Flow components include 24 1W/5v digitally controlled normally open solenoid valves (Festo, Yehud, Israel) that were assembled in two independently controlled pressure manifolds. Each manifold was connected to a 3-way proportional pressure regulator (Festo, Yehud, Israel), with an analog set-point signal of 10v and a linear range of 0.15 to 6 bar. One manifold was connected to 15 mL fluid reservoirs (Fluigent, Paris, France) and pressurized at 0.4 bar. The second manifold was used to actuate the switchboard’s control channels with a pressure of 1.05 bar. The switchboard flow outlet was connected to a microfluidic mixer monitored by an optical camera, as described above. For the implementation of the color matching, we perfused a set of food coloring (Hanamal, Beer Yaakov, Israel).

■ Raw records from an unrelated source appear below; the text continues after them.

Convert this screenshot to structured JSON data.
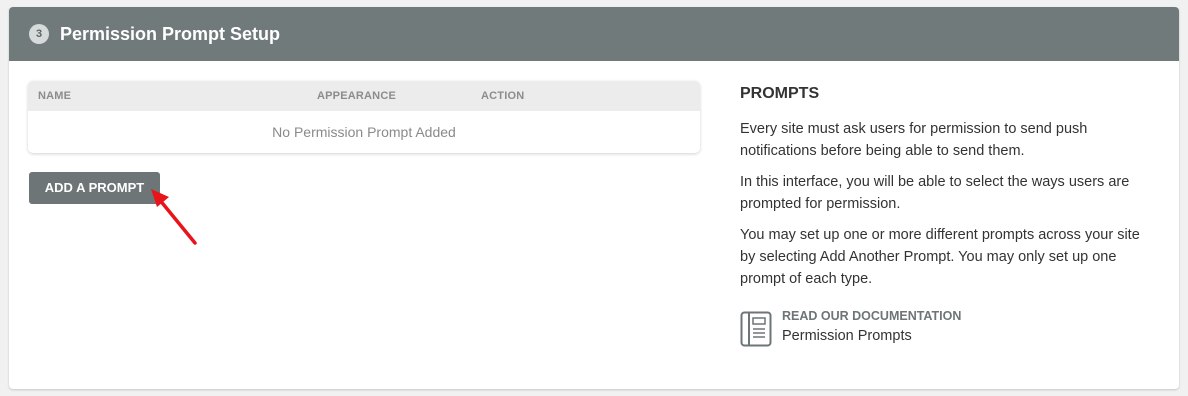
{
  "header": {
    "step": "3",
    "title": "Permission Prompt Setup"
  },
  "table": {
    "columns": [
      "NAME",
      "APPEARANCE",
      "ACTION"
    ],
    "empty_text": "No Permission Prompt Added"
  },
  "add_button": {
    "label": "ADD A PROMPT"
  },
  "sidebar": {
    "title": "PROMPTS",
    "paragraphs": [
      "Every site must ask users for permission to send push notifications before being able to send them.",
      "In this interface, you will be able to select the ways users are prompted for permission.",
      "You may set up one or more different prompts across your site by selecting Add Another Prompt. You may only set up one prompt of each type."
    ]
  },
  "docs": {
    "kicker": "READ OUR DOCUMENTATION",
    "link": "Permission Prompts",
    "icon": "document-icon"
  },
  "colors": {
    "header_bg": "#717a7b",
    "button_bg": "#6d7577",
    "annotation_arrow": "#e8141a"
  }
}
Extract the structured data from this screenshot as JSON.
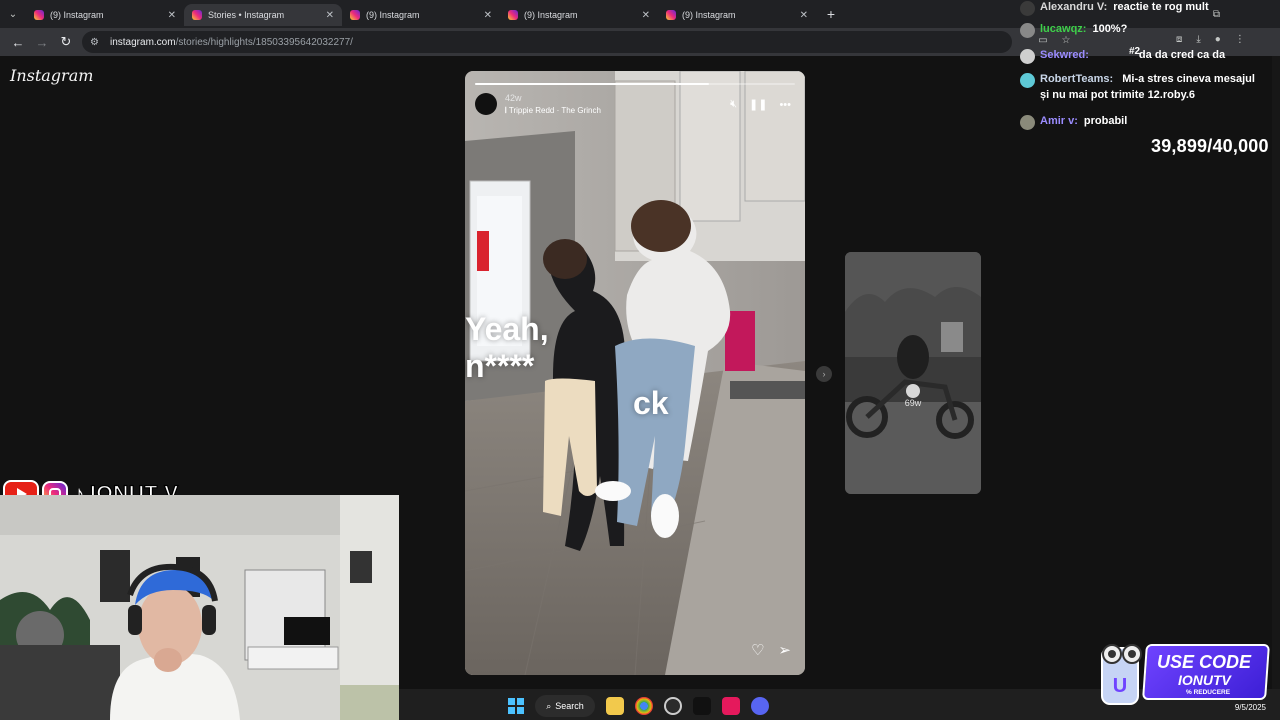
{
  "browser": {
    "tabs": [
      {
        "title": "(9) Instagram",
        "active": false
      },
      {
        "title": "Stories • Instagram",
        "active": true
      },
      {
        "title": "(9) Instagram",
        "active": false
      },
      {
        "title": "(9) Instagram",
        "active": false
      },
      {
        "title": "(9) Instagram",
        "active": false
      }
    ],
    "url_host": "instagram.com",
    "url_path": "/stories/highlights/18503395642032277/"
  },
  "instagram": {
    "logo": "Instagram",
    "story": {
      "age": "42w",
      "music": "Trippie Redd · The Grinch",
      "caption_lines": [
        "Yeah,",
        "n****",
        "ck"
      ],
      "progress_fraction": 0.73
    },
    "next_story": {
      "age": "69w"
    }
  },
  "chat": {
    "messages": [
      {
        "user": "Alexandru V:",
        "text": "reactie te rog mult",
        "user_color": "#d9d9d9"
      },
      {
        "user": "lucawqz:",
        "text": "100%?",
        "user_color": "#3ecf4a"
      },
      {
        "user": "Sekwred:",
        "text": "da da cred ca da",
        "user_color": "#9b8cff"
      },
      {
        "user": "RobertTeams:",
        "text": "Mi-a stres cineva mesajul și nu mai pot trimite 12.roby.6",
        "user_color": "#c9d6e8"
      },
      {
        "user": "Amir v:",
        "text": "probabil",
        "user_color": "#9b8cff"
      }
    ],
    "badge": "#2"
  },
  "counter": {
    "current": "39,899",
    "goal": "40,000"
  },
  "social": {
    "name": "IONUT V"
  },
  "promo": {
    "title": "USE CODE",
    "code": "IONUTV",
    "sub": "% REDUCERE"
  },
  "taskbar": {
    "search_label": "Search",
    "date": "9/5/2025"
  }
}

4.5 Cell culture, seeding and sampling

Huh-7 cells were obtained from the American Type Culture Collection (ATCC, USA). Cells were cultured under standard conditions in a humidified incubator at 37 °C under 5 % CO2 in Dulbecco’s Modified Eagle Medium (DMEM) supplemented with 10 % fetal bovine serum (FBS), 100 U/ml penicillin and 100 μg/ml streptomycin. Growing cells were trypsinized, counted, mixed and centrifuged at 300g for 5 min at 4 °C. The cell pellet was suspended with serum free DMEM to a suspension density of 1 × 106 cells/ml and introduced to the device at 5 μl/min to create a confluent monolayer (Fig. 2b). The microfluidic device was continuously perfused with serum free DMEM containing 100 μM of Rotenone at 0.4 μl/min.

4.6 Lactate measurements

An enzymatic-amperometric lactate sensor (BST, Berlin, Germany), was placed in a modular Poly(methyl methacrylate) (PMMA) flow-cell chamber (Fig. 3e) with an inner working volume of 2 μl as was previously described (Prill et al. 2014), connected to the Gadgeteer via an embedded potentiostat (EmStat3 OEM, PalmSense, Germany) and controlled with UART using the .Net software development kit provided by the manufacturer. The sensor is based on the enzymatic reactions of lactate oxidase (LOx, linear range of the sensor: 0.5 to 20 mM), which was employed in the 2-electrode configuration (Fig. 2e). The sensor yields H2O2 in amounts proportional to the lactate concentration, detected with polarized platinum electrodes. The control system was programed to perfuse the sampled aliquots in regular intervals of 2 h at 5 μl/min in a repeated sequence of buffer (PBS, Sigma, Israel), air that acts as a diffusion barrier, and sample. The buffer and the sampled aliquot were perfused for 200 s for proper sensor reading and air was introduced for a few seconds. Between each experiment a calibration medium was perfused to correct drifts of the sensed signals (CAL 4 + M, Eschweiler, Kiel, Germany).

5 Conclusions

System Integration is an imperative developmental milestone for the field of microfluidics, both in terms of the scalability of increasingly complex platforms that still lack standardization, as well as the incorporation and adoption of emerging technologies in biomedical research. This work describes the first modular integration and synchronization of a complex microfluidic platform permitting the first implementation of user-independent optimization algorithms. The versatility and modularity of our open-system unit can be rapidly adopted by leading groups in the field for automation and optimization of droplet generation, inertial focusing purification, single cell analysis and large-scale integration (LSI).